Springsteen was set to play Greensboro on Sunday but canceled because he objects to North Carolina’s recently passed House Bill 2, which requires people to use the bathrooms of the sex reflected on their birth certificates.
Activists say the law discriminates against the transgender community, and many in the entertainment industry agree.

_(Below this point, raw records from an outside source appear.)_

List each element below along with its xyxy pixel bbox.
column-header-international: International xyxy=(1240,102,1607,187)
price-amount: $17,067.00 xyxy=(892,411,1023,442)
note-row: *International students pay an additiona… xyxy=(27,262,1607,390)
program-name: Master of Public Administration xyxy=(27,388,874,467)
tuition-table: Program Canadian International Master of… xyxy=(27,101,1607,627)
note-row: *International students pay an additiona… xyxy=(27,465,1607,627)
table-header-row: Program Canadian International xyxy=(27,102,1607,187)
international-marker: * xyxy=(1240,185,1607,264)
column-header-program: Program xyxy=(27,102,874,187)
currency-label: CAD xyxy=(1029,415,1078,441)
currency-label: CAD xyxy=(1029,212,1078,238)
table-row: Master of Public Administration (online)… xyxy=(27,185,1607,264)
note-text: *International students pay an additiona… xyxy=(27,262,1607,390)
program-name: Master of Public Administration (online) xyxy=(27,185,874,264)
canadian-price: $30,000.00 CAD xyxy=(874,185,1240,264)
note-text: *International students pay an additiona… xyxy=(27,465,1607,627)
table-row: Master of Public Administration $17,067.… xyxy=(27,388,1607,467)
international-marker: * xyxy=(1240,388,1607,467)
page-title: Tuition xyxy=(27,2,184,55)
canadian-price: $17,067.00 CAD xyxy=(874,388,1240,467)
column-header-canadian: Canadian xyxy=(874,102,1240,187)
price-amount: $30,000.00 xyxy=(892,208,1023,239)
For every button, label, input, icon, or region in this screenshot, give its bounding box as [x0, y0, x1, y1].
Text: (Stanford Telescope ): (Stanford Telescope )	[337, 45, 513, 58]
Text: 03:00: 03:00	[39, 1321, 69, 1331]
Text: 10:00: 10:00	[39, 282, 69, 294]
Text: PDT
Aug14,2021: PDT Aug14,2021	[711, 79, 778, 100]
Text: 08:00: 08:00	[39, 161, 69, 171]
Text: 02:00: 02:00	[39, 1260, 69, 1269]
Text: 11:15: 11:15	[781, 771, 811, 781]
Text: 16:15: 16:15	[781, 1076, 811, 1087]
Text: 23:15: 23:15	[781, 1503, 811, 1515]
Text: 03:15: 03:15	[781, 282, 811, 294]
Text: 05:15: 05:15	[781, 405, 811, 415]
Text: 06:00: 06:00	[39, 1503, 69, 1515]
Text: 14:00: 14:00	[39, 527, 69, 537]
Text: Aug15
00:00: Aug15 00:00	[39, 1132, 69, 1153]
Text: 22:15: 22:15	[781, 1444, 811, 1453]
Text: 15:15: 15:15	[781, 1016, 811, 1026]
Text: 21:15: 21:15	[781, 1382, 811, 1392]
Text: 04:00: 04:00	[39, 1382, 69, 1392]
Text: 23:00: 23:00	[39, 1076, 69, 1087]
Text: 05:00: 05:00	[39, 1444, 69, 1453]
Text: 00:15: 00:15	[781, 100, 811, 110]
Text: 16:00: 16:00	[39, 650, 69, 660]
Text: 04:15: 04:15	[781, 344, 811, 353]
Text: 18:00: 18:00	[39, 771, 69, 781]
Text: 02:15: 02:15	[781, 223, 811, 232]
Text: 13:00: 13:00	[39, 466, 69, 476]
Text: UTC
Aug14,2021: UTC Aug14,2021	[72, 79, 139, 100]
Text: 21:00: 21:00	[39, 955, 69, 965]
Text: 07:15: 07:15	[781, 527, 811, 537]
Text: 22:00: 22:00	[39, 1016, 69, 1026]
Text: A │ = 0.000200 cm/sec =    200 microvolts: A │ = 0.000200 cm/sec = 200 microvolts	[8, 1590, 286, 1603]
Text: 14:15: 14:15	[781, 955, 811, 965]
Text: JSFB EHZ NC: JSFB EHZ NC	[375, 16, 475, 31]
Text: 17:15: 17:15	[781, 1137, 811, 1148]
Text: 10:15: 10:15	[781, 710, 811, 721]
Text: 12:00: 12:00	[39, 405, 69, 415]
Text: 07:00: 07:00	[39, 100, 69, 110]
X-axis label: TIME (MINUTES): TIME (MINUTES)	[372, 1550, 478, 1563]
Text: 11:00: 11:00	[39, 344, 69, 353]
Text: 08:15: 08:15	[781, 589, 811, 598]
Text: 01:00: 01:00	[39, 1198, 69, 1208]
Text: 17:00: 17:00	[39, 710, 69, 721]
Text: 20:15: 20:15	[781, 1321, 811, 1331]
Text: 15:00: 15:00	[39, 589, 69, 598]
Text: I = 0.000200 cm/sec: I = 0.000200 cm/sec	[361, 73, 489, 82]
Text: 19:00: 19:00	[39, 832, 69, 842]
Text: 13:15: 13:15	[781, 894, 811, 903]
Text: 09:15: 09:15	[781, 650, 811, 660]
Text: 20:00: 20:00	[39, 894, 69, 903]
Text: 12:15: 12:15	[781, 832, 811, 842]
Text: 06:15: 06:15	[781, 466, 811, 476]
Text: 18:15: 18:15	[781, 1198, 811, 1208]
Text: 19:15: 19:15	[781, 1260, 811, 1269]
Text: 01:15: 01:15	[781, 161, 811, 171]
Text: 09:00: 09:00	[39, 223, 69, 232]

After speaking out against the law, Lionsgate moved the production of its Hulu pilot Crushed from North Carolina to Canada, for example.
Lawmakers, though, say the new law is meant to keep would-be criminals from using legal loopholes to access women’s bathrooms.
“I choose to stand with our sheriffs, who support this bill, which doesn’t target the LGBTQ community; it targets imposters,” Walker said. “It’s a little crazy to think sexual predators wouldn’t be devious enough to pull something off if they were free to go into any bathroom they want.”
Walker accused Springsteen of a history of poor judgment, criticizing him, for example, for singing “Fortunate Son” 18 months ago at the Concert of Valor, which aired live on HBO.
“This is a guy who has such a lack of discernment that he sang a draft-dodging song at a Veterans Day concert meant to honor those who have actually served,” Walker said.
“Using inflammatory vitriol is not where I am,” he said. “I would just like to intellectually explain to Bruce Springsteen the safety aspect of this bill, which is about four pages long. Sometimes people only hear one side of the story.”
When canceling his show, Springsteen issued a statement at his website reading, in part: “Some things are more important than a rock show and this fight against prejudice and bigotry — which is happening as I write — is one of them.”